My Heart Desire



Assalamualaikum Warrahmatullahi Wabarrakatuh

Entah. Apa yang sedang aku pikirkan. Rasanya, benar-benar muak dengan apapun yang ada di depanku saat ini!

Sederet pikiran orang lain, tidak pernah secara mentah bisa masuk dalam logikaku. Yang ku maksud adalah mengenai banyak hal. Ya, mereka benar-benar memuakkan! Bagaimana mungkin? Kita bisa merasa senang bergaul dengan orang-orang yang selalu mengulangi kesalahannya, dan itu kita sebut persahabatan tanpa celah? Aku benar-benar tidak mengerti, mengapa banyak orang tidak berpikir tentang bagaimana cara menjaga perasaan orang lain. Ah, bukan.. aku tidak bermaksud mengatakan bahwa aku itu sempurna. Tidak sama sekali. Karena, aku juga sangat muak dengan diriku sendiri!

Aku bingung, apa yang ku lahap di tiap hari? Hingga memiliki senyum yang begitu awet. Hingga dapat tertawa begitu keras. Hingga dapat menyemangati pun menyugesti banyak orang. Sampai-sampai mereka tertipu bahwa aku itu bijaksana. Sampai-sampai mereka tertipu bahwa aku itu dewasa.
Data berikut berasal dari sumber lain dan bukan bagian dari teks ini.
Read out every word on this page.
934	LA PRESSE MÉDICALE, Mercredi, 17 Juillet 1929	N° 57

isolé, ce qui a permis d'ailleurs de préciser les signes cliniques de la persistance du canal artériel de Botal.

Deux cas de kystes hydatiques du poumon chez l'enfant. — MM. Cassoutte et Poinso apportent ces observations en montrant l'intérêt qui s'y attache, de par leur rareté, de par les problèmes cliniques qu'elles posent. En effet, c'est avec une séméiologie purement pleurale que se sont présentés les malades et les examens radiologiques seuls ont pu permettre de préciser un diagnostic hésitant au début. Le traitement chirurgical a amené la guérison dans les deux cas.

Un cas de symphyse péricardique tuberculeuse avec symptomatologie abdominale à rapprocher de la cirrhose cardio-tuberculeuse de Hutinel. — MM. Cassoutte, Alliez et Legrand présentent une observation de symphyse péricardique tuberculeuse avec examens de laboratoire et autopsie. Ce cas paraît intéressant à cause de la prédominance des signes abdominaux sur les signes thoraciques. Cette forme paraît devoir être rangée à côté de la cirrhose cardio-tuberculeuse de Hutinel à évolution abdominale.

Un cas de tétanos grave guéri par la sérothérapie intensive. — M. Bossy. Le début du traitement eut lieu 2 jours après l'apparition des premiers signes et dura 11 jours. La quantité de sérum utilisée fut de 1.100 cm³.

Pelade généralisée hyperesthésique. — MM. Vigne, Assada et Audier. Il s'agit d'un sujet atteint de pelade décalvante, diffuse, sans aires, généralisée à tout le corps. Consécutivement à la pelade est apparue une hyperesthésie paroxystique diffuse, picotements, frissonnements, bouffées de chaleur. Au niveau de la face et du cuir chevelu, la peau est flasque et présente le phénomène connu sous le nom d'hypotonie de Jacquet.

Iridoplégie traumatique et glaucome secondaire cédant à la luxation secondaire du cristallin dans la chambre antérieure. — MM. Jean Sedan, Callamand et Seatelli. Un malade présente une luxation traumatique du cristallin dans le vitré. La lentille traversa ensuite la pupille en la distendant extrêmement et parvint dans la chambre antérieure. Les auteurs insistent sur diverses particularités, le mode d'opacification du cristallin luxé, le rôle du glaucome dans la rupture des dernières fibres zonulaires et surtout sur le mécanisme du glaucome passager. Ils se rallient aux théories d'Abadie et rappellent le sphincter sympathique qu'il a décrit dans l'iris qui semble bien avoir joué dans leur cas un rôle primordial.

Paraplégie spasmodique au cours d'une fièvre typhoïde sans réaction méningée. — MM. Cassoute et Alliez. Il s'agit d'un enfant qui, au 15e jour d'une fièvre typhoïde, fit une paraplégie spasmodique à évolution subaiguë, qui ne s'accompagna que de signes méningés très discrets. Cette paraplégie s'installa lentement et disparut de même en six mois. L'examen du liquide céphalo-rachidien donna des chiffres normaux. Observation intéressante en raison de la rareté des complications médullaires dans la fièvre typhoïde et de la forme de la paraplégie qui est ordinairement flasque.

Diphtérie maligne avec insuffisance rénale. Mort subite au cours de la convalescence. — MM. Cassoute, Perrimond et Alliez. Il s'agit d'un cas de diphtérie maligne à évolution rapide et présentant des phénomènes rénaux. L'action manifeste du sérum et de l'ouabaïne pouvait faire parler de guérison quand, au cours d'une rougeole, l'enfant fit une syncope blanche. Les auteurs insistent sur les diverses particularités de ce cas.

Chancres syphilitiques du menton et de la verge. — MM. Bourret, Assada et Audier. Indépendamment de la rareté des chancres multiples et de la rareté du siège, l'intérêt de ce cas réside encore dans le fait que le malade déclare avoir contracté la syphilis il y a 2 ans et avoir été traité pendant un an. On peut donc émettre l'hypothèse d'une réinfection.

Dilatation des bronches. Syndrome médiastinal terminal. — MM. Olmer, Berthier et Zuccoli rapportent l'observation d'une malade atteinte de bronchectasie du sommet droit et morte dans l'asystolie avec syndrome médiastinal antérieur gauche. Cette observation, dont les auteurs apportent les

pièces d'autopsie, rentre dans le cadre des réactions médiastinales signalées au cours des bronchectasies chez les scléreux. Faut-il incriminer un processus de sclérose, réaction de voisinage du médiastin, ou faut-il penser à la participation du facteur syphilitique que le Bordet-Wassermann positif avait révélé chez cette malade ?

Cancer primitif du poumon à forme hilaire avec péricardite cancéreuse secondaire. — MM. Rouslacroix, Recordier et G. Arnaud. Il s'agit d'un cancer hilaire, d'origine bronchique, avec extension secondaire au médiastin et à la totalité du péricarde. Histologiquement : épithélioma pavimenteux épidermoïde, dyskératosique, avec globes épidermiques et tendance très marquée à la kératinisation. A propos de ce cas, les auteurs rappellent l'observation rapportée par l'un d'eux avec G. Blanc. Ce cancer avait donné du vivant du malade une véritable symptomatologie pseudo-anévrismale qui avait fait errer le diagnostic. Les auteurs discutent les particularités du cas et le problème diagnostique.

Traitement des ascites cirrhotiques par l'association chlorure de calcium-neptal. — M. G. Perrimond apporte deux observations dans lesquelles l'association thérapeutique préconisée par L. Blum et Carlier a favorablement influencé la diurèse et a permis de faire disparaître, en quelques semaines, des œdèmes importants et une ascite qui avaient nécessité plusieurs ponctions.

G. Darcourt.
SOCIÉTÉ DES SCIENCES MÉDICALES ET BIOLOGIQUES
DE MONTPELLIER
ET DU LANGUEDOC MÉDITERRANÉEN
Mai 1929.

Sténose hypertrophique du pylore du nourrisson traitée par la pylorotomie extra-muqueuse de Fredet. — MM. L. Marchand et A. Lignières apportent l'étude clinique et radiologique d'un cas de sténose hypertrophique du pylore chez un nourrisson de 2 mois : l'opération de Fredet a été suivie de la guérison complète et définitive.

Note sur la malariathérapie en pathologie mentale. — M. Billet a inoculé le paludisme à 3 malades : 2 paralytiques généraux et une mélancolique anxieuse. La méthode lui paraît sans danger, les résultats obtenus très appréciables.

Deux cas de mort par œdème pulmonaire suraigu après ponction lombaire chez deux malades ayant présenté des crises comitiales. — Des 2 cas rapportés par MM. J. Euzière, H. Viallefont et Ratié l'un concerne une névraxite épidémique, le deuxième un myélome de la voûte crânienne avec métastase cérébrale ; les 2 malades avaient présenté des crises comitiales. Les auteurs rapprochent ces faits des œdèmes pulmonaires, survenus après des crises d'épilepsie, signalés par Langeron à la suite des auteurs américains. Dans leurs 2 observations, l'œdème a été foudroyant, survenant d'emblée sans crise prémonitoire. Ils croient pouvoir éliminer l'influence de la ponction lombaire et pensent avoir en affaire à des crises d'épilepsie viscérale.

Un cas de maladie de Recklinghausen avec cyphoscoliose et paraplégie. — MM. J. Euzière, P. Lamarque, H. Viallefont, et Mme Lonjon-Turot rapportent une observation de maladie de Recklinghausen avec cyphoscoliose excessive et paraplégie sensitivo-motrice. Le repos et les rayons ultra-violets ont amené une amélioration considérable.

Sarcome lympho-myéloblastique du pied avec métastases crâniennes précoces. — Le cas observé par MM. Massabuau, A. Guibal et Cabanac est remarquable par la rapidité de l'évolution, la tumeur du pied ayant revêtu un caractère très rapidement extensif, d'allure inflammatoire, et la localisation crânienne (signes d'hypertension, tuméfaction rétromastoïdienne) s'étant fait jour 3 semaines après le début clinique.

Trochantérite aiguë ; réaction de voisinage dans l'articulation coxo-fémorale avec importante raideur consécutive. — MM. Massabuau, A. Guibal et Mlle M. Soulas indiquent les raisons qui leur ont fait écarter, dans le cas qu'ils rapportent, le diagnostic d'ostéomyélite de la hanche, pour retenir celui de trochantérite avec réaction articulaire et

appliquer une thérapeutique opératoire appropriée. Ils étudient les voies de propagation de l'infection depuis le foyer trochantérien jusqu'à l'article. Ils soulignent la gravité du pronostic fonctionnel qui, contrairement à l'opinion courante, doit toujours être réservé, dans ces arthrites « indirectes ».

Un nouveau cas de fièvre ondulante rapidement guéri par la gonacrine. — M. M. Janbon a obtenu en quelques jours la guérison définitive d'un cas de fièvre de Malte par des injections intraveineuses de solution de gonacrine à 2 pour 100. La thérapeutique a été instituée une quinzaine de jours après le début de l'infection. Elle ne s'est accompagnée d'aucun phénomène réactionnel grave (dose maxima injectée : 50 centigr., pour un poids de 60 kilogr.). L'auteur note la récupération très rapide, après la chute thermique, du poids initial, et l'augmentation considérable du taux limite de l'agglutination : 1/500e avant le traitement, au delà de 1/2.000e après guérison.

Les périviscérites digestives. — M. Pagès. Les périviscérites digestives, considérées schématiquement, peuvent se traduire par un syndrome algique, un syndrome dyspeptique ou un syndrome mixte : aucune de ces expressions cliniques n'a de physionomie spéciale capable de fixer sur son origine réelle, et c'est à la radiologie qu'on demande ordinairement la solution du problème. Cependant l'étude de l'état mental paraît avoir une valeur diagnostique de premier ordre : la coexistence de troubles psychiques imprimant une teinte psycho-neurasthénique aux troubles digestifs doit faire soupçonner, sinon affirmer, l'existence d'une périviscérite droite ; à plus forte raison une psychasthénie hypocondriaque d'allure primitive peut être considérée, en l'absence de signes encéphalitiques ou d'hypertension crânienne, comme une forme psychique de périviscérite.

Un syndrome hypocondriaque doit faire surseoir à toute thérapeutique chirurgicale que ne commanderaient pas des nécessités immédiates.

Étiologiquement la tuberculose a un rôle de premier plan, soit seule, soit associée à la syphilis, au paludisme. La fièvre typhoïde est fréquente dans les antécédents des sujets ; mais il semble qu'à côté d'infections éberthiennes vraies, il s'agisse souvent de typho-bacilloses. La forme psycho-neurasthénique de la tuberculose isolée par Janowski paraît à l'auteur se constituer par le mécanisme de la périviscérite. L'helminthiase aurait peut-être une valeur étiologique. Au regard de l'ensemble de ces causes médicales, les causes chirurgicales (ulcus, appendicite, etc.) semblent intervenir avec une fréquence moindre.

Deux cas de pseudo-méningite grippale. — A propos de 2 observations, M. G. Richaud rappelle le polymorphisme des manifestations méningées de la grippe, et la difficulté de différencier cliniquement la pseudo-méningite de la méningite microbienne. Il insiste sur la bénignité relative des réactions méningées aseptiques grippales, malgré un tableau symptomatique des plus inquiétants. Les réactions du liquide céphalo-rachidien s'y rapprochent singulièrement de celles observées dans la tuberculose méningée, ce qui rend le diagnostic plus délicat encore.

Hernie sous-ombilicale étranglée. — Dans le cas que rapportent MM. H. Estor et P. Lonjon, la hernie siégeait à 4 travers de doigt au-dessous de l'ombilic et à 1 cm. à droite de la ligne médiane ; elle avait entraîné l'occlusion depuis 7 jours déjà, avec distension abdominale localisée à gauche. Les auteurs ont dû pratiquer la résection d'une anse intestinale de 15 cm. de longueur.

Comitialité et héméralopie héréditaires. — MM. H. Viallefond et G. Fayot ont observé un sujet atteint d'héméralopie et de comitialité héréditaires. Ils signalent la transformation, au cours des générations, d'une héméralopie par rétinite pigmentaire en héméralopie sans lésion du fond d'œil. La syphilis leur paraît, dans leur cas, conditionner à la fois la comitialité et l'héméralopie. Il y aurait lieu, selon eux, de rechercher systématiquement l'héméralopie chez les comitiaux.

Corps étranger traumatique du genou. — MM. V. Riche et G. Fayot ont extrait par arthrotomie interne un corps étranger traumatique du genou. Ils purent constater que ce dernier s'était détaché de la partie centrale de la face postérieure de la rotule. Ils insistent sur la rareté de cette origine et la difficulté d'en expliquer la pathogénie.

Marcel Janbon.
Tahu kah? Walau suka bergurau, aku sebenarnya sangat sangat sensitif. Kabar baiknya, otak itu ada di dalam tempurung. Jadi, mereka tidak perlu tahu tentang rumit dan sesering apa aku mengingat apa-apa yang aku tidak sukai. Aku benar-benar muak dengan orang-orang yang sombong. Apa yang mereka banggakan? Harta? Hah! Pendosa!
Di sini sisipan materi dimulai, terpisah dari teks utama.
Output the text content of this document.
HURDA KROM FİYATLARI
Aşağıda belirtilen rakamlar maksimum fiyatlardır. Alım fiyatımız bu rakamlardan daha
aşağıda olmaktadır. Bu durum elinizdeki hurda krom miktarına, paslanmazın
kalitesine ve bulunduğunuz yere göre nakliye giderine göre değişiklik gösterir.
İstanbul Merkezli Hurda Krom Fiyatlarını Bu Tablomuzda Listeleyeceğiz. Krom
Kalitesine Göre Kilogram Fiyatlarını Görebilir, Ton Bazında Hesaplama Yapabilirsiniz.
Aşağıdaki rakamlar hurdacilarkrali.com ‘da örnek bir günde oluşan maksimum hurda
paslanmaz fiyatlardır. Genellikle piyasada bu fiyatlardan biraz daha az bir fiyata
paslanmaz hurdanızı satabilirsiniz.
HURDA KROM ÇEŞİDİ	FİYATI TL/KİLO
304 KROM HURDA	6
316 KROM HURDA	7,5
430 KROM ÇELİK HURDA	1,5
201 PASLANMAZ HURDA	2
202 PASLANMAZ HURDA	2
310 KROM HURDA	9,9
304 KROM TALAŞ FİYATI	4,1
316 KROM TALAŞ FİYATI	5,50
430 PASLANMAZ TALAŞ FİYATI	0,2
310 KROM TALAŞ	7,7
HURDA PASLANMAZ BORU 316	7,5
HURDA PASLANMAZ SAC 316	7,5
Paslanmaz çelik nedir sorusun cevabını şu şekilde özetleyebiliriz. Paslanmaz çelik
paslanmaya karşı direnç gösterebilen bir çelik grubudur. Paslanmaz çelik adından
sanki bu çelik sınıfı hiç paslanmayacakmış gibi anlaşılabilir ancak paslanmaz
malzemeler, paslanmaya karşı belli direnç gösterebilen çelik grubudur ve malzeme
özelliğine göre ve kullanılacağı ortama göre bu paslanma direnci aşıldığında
Aku terkadang sangat lembut, tapi juga bisa sangat kasar. Kabar buruknya, tidak ada yang sadar akan hal itu. Seperti yang ku bilang tadi, entah apa yang ku lahap di tiap hari! Pengendalian emosiku benar-benar beku! Aku tidak bisa kasar kepada seseorang secara langsung. Walau aku sangat sangat ingin dan selalu berkhayal melakukannya. Walau mereka sangat keterlaluan! Aku terkadang merasa sangat bodoh! Tapi, lagi-lagi raga ini mengunciku. Ia katakan, “tenang.. lebih baik diam”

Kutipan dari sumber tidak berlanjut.